Там, внизу, где спрятался столяр, из-за края земли, горою, как дым большого пожара, вздымались облака, такие плотные, что наверное по ним можно ходить.
Вздрагивая от страха, он вспоминал речи столяра, всё более глубоко проникая в их смысл.
«Тебе удивлять людей – нечем», – удивлять людей, значит: жить не так, как все, а главное – не думать ни о чём, кроме обыкновенного. Жить, чтобы никто не мешал. Но, видимо, так жить нельзя, когда есть столяр, он, лукавый, понял, что человек не имеет хозяина, сирота – человек, и вот делает с ним всё, что хочет.
– Конечно – так, конечно, – почти кричал Миронов. – Они все говорят – бог, бог, а распоряжается столяр… Как собаками. Как будто охотник…
Эти гневные, горестные догадки подавляли Миронова. В то же время он ясно ощущал их бессилие, чувствовал, что они не нужны ему, что столяр насильно вогнал в него эти мысли, – до знакомства с ним таких мыслей не было.
Над кладбищем ползли измятые, серые тряпки облаков, замазывая небо грязными пятнами; вот так же мать, пьяная, хватала грязную тряпицу и, вытирая ею стёкла окон, шкафа, зеркало, замазывала прозрачность масляными ласинами.

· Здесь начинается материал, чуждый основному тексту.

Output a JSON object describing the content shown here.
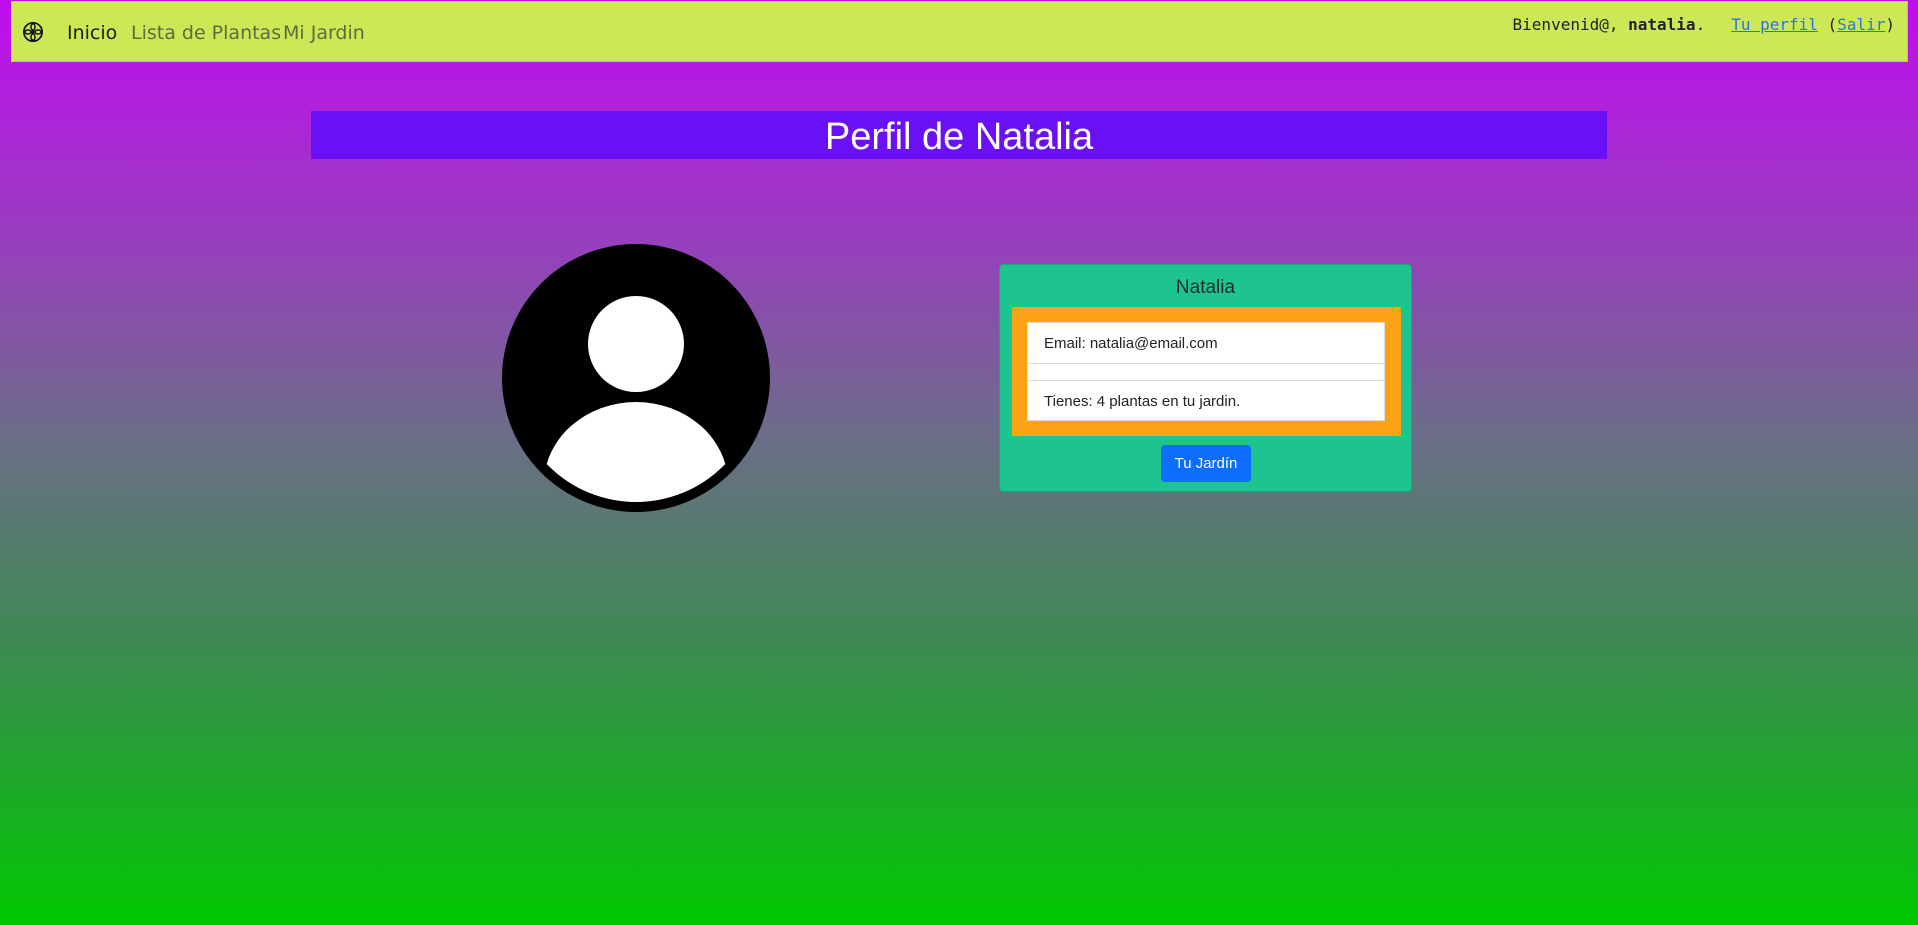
{
  "navbar": {
    "brand_icon": "flower-icon",
    "links": [
      {
        "label": "Inicio",
        "active": true
      },
      {
        "label": "Lista de Plantas",
        "active": false
      },
      {
        "label": "Mi Jardin",
        "active": false
      }
    ],
    "greeting_prefix": "Bienvenid@, ",
    "username": "natalia",
    "greeting_suffix": ".",
    "profile_link": "Tu perfil",
    "logout_open": "(",
    "logout_link": "Salir",
    "logout_close": ")"
  },
  "page": {
    "title": "Perfil de Natalia",
    "avatar_icon": "user-avatar-icon"
  },
  "card": {
    "title": "Natalia",
    "email_line": "Email: natalia@email.com",
    "plants_line": "Tienes: 4 plantas en tu jardin.",
    "button_label": "Tu Jardín"
  },
  "colors": {
    "navbar_bg": "#cde856",
    "title_bg": "#6a10f5",
    "card_bg": "#1ec48f",
    "card_inner_bg": "#fba314",
    "button_bg": "#0d6efd"
  }
}
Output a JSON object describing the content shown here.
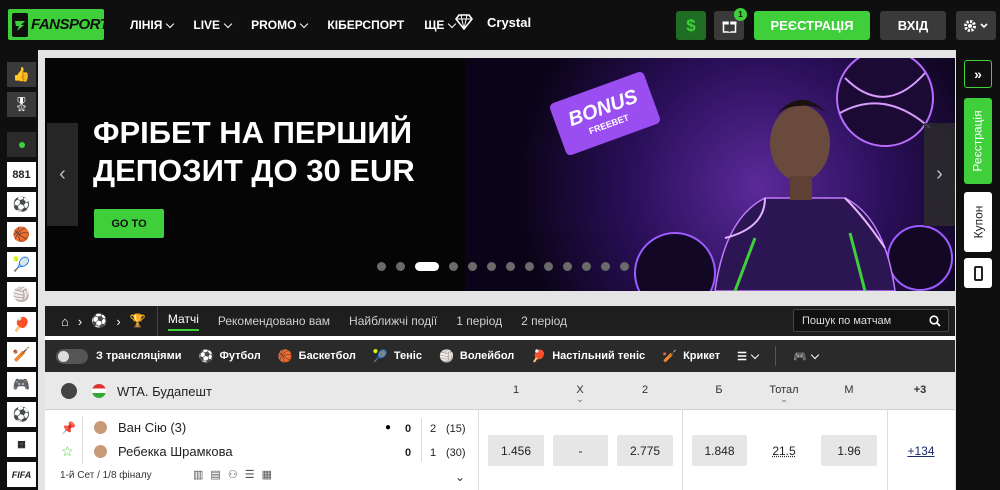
{
  "header": {
    "logo_text": "FANSPORT",
    "nav": [
      "ЛІНІЯ",
      "LIVE",
      "PROMO",
      "КІБЕРСПОРТ",
      "ЩЕ"
    ],
    "crystal": "Crystal",
    "dollar_symbol": "$",
    "gift_count": "1",
    "register_label": "РЕЄСТРАЦІЯ",
    "login_label": "ВХІД"
  },
  "leftbar": {
    "live_count": "881",
    "icons": [
      "thumbs-up-icon",
      "ribbon-icon",
      "live-dot-icon",
      "soccer-icon",
      "basketball-icon",
      "tennis-icon",
      "volleyball-icon",
      "table-tennis-icon",
      "cricket-icon",
      "gamepad-icon",
      "soccer-icon",
      "league-icon",
      "fifa-icon"
    ],
    "fifa_label": "FIFA"
  },
  "rightbar": {
    "expand": "»",
    "register": "Реєстрація",
    "coupon": "Купон"
  },
  "banner": {
    "title": "ФРІБЕТ НА ПЕРШИЙ ДЕПОЗИТ ДО 30 EUR",
    "button": "GO TO",
    "ticket_big": "BONUS",
    "ticket_small": "FREEBET",
    "slides": 13,
    "active_slide": 3,
    "prev": "‹",
    "next": "›"
  },
  "events": {
    "tabs": [
      "Матчі",
      "Рекомендовано вам",
      "Найближчі події",
      "1 період",
      "2 період"
    ],
    "search_placeholder": "Пошук по матчам",
    "streams_label": "З трансляціями",
    "sports": [
      "Футбол",
      "Баскетбол",
      "Теніс",
      "Волейбол",
      "Настільний теніс",
      "Крикет"
    ],
    "league": "WTA. Будапешт",
    "columns": [
      "1",
      "X",
      "2",
      "Б",
      "Тотал",
      "М",
      "+3"
    ],
    "match": {
      "player1": "Ван Сію (3)",
      "player2": "Ребекка Шрамкова",
      "p1_game": "0",
      "p2_game": "0",
      "p1_sets": "2",
      "p2_sets": "1",
      "p1_points": "(15)",
      "p2_points": "(30)",
      "odd1": "1.456",
      "oddx": "-",
      "odd2": "2.775",
      "over": "1.848",
      "total": "21.5",
      "under": "1.96",
      "more": "+134",
      "stage": "1-й Сет / 1/8 фіналу"
    }
  }
}
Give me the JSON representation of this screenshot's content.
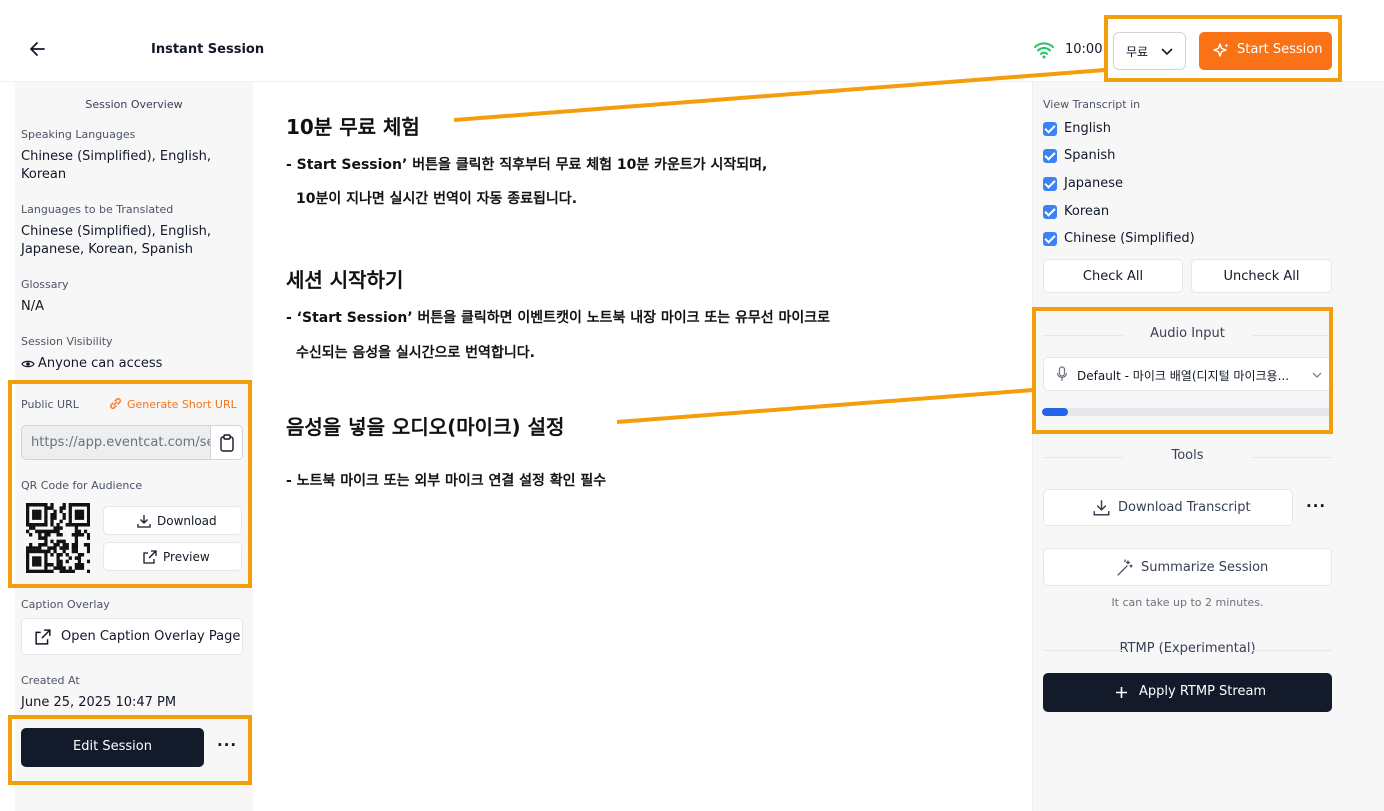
{
  "header": {
    "title": "Instant Session",
    "timer": "10:00",
    "plan_select": "무료",
    "start_label": "Start Session",
    "colors": {
      "accent": "#f97316",
      "wifi": "#22c55e",
      "highlight": "#f59e0b",
      "dark_button": "#131a2a"
    }
  },
  "overview": {
    "heading": "Session Overview",
    "speaking_label": "Speaking Languages",
    "speaking_value_1": "Chinese (Simplified), English,",
    "speaking_value_2": "Korean",
    "translated_label": "Languages to be Translated",
    "translated_value_1": "Chinese (Simplified), English,",
    "translated_value_2": "Japanese, Korean, Spanish",
    "glossary_label": "Glossary",
    "glossary_value": "N/A",
    "visibility_label": "Session Visibility",
    "visibility_value": "Anyone can access",
    "public_url_label": "Public URL",
    "generate_label": "Generate Short URL",
    "public_url_value": "https://app.eventcat.com/se",
    "qr_label": "QR Code for Audience",
    "download_label": "Download",
    "preview_label": "Preview",
    "caption_label": "Caption Overlay",
    "caption_button": "Open Caption Overlay Page",
    "created_label": "Created At",
    "created_value": "June 25, 2025 10:47 PM",
    "edit_label": "Edit Session",
    "more_label": "···"
  },
  "guide": {
    "h1": "10분 무료 체험",
    "p1a": "- Start Session’ 버튼을 클릭한 직후부터 무료 체험 10분 카운트가 시작되며,",
    "p1b": "10분이 지나면 실시간 번역이 자동 종료됩니다.",
    "h2": "세션 시작하기",
    "p2a": "- ‘Start Session’ 버튼을 클릭하면 이벤트캣이 노트북 내장 마이크 또는 유무선 마이크로",
    "p2b": "수신되는 음성을 실시간으로 번역합니다.",
    "h3": "음성을 넣을 오디오(마이크) 설정",
    "p3": "- 노트북 마이크 또는 외부 마이크 연결 설정 확인 필수"
  },
  "panel": {
    "transcript_label": "View Transcript in",
    "languages": [
      "English",
      "Spanish",
      "Japanese",
      "Korean",
      "Chinese (Simplified)"
    ],
    "check_all": "Check All",
    "uncheck_all": "Uncheck All",
    "audio_heading": "Audio Input",
    "audio_device": "Default - 마이크 배열(디지털 마이크용...",
    "audio_level": 0.09,
    "tools_heading": "Tools",
    "download_transcript": "Download Transcript",
    "more_label": "···",
    "summarize": "Summarize Session",
    "summarize_note": "It can take up to 2 minutes.",
    "rtmp_heading": "RTMP (Experimental)",
    "rtmp_button": "Apply RTMP Stream"
  }
}
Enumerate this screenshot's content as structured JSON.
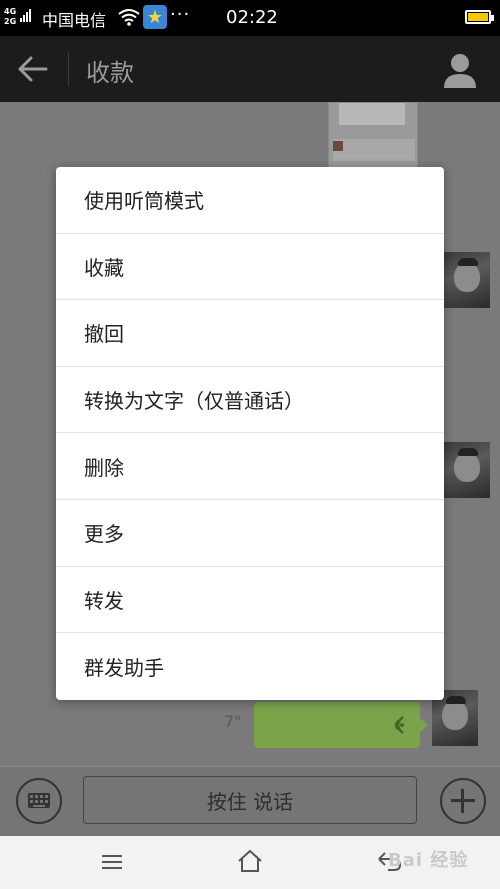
{
  "status_bar": {
    "network_label": "4G 2G",
    "carrier": "中国电信",
    "more_dots": "···",
    "time": "02:22"
  },
  "header": {
    "title": "收款"
  },
  "chat": {
    "voice_duration": "7\""
  },
  "input_bar": {
    "hold_to_talk": "按住 说话"
  },
  "context_menu": {
    "items": [
      {
        "label": "使用听筒模式"
      },
      {
        "label": "收藏"
      },
      {
        "label": "撤回"
      },
      {
        "label": "转换为文字（仅普通话）"
      },
      {
        "label": "删除"
      },
      {
        "label": "更多"
      },
      {
        "label": "转发"
      },
      {
        "label": "群发助手"
      }
    ]
  },
  "watermark": "Bai 经验",
  "colors": {
    "header_bg": "#1c1c1c",
    "voice_bubble": "#7ba34a",
    "battery": "#f5c800"
  },
  "icons": [
    "wifi-icon",
    "star-app-icon",
    "battery-icon",
    "back-arrow-icon",
    "profile-icon",
    "keyboard-icon",
    "plus-icon",
    "voice-wave-icon",
    "menu-nav-icon",
    "home-nav-icon",
    "back-nav-icon"
  ]
}
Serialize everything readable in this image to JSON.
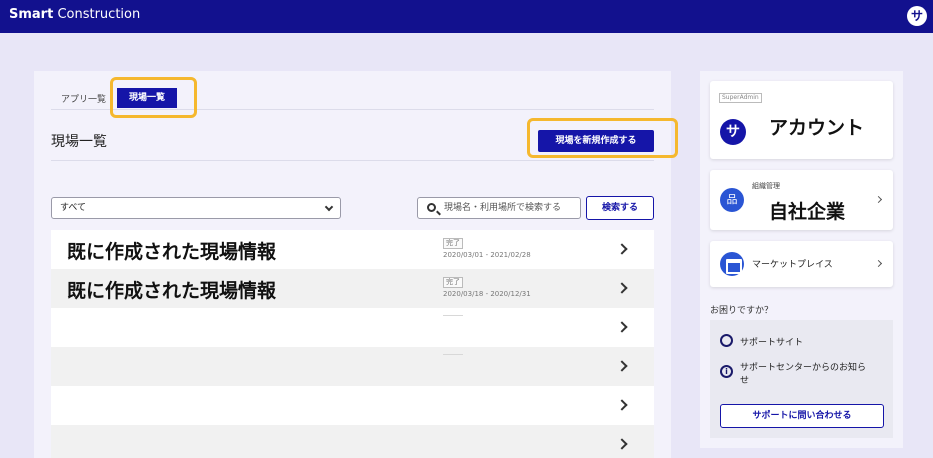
{
  "header": {
    "brand_bold": "Smart",
    "brand_rest": " Construction",
    "icon_char": "サ"
  },
  "tabs": [
    {
      "label": "アプリ一覧",
      "active": false
    },
    {
      "label": "現場一覧",
      "active": true
    }
  ],
  "page": {
    "title": "現場一覧",
    "create_button": "現場を新規作成する"
  },
  "filters": {
    "select_value": "すべて",
    "search_placeholder": "現場名・利用場所で検索する",
    "search_button": "検索する"
  },
  "sites": [
    {
      "name": "既に作成された現場情報",
      "status": "完了",
      "date_range": "2020/03/01 - 2021/02/28"
    },
    {
      "name": "既に作成された現場情報",
      "status": "完了",
      "date_range": "2020/03/18 - 2020/12/31"
    },
    {
      "name": "",
      "status": "",
      "date_range": ""
    },
    {
      "name": "",
      "status": "",
      "date_range": ""
    },
    {
      "name": "",
      "status": "",
      "date_range": ""
    },
    {
      "name": "",
      "status": "",
      "date_range": ""
    }
  ],
  "sidebar": {
    "account": {
      "role_badge": "SuperAdmin",
      "avatar_char": "サ",
      "name": "アカウント"
    },
    "org": {
      "label": "組織管理",
      "name": "自社企業",
      "icon_char": "品"
    },
    "marketplace": {
      "label": "マーケットプレイス"
    },
    "help": {
      "title": "お困りですか？",
      "support_site": "サポートサイト",
      "notice_line1": "サポートセンターからのお知ら",
      "notice_line2": "せ",
      "contact_button": "サポートに問い合わせる",
      "info_char": "i"
    }
  },
  "colors": {
    "primary": "#1515a8",
    "header": "#12118e",
    "highlight": "#f5b82e",
    "background": "#e8e6f7"
  }
}
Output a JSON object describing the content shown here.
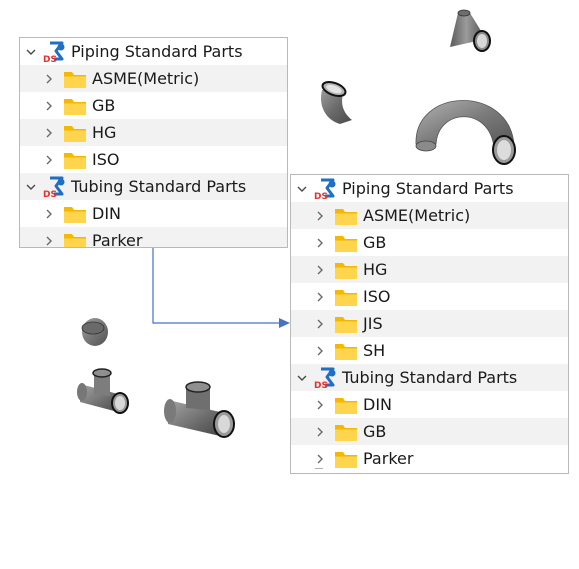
{
  "left_tree": {
    "items": [
      {
        "label": "Piping Standard Parts",
        "level": 0,
        "expanded": true,
        "icon": "ds-piping-library-icon"
      },
      {
        "label": "ASME(Metric)",
        "level": 1,
        "expanded": false,
        "icon": "folder-icon"
      },
      {
        "label": "GB",
        "level": 1,
        "expanded": false,
        "icon": "folder-icon"
      },
      {
        "label": "HG",
        "level": 1,
        "expanded": false,
        "icon": "folder-icon"
      },
      {
        "label": "ISO",
        "level": 1,
        "expanded": false,
        "icon": "folder-icon"
      },
      {
        "label": "Tubing Standard Parts",
        "level": 0,
        "expanded": true,
        "icon": "ds-tubing-library-icon"
      },
      {
        "label": "DIN",
        "level": 1,
        "expanded": false,
        "icon": "folder-icon"
      },
      {
        "label": "Parker",
        "level": 1,
        "expanded": false,
        "icon": "folder-icon"
      }
    ]
  },
  "right_tree": {
    "items": [
      {
        "label": "Piping Standard Parts",
        "level": 0,
        "expanded": true,
        "icon": "ds-piping-library-icon"
      },
      {
        "label": "ASME(Metric)",
        "level": 1,
        "expanded": false,
        "icon": "folder-icon"
      },
      {
        "label": "GB",
        "level": 1,
        "expanded": false,
        "icon": "folder-icon"
      },
      {
        "label": "HG",
        "level": 1,
        "expanded": false,
        "icon": "folder-icon"
      },
      {
        "label": "ISO",
        "level": 1,
        "expanded": false,
        "icon": "folder-icon"
      },
      {
        "label": "JIS",
        "level": 1,
        "expanded": false,
        "icon": "folder-icon"
      },
      {
        "label": "SH",
        "level": 1,
        "expanded": false,
        "icon": "folder-icon"
      },
      {
        "label": "Tubing Standard Parts",
        "level": 0,
        "expanded": true,
        "icon": "ds-tubing-library-icon"
      },
      {
        "label": "DIN",
        "level": 1,
        "expanded": false,
        "icon": "folder-icon"
      },
      {
        "label": "GB",
        "level": 1,
        "expanded": false,
        "icon": "folder-icon"
      },
      {
        "label": "Parker",
        "level": 1,
        "expanded": false,
        "icon": "folder-icon"
      }
    ]
  },
  "parts": [
    {
      "name": "reducer",
      "icon": "pipe-reducer-icon"
    },
    {
      "name": "elbow-45",
      "icon": "pipe-elbow-45-icon"
    },
    {
      "name": "return-bend",
      "icon": "pipe-return-bend-icon"
    },
    {
      "name": "cap",
      "icon": "pipe-cap-icon"
    },
    {
      "name": "tee",
      "icon": "pipe-tee-icon"
    },
    {
      "name": "tee-reducing",
      "icon": "pipe-tee-reducing-icon"
    }
  ],
  "colors": {
    "folder": "#f5b800",
    "folder_light": "#ffd54d",
    "ds_blue": "#1f6fc5",
    "ds_red": "#e8312f",
    "connector": "#4472c4",
    "part_gray": "#7a7a7a",
    "row_stripe": "#f2f2f2",
    "panel_border": "#b9b9b9"
  }
}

Повеяло сыростью, песчаные холмики могил потемнели; Миронов встал, посмотрел на дорогу, она как будто ушла в землю, тогда быстро, но стараясь, чтоб щебень и песок не скрипели под ногами, он пошёл домой, а войдя в улицу, увидал, что окна Розановых ещё освещены. Он подбежал к окну, постучал в раму тростью, и, когда на улицу высунулось круглое лицо Клавдии Стрепетовой, тихо сказал:
– Скажите ей, чтобы опасалась столяра!
– Что? – тоже тихо, испуганно спросила девушка. – Да, да, он – следит…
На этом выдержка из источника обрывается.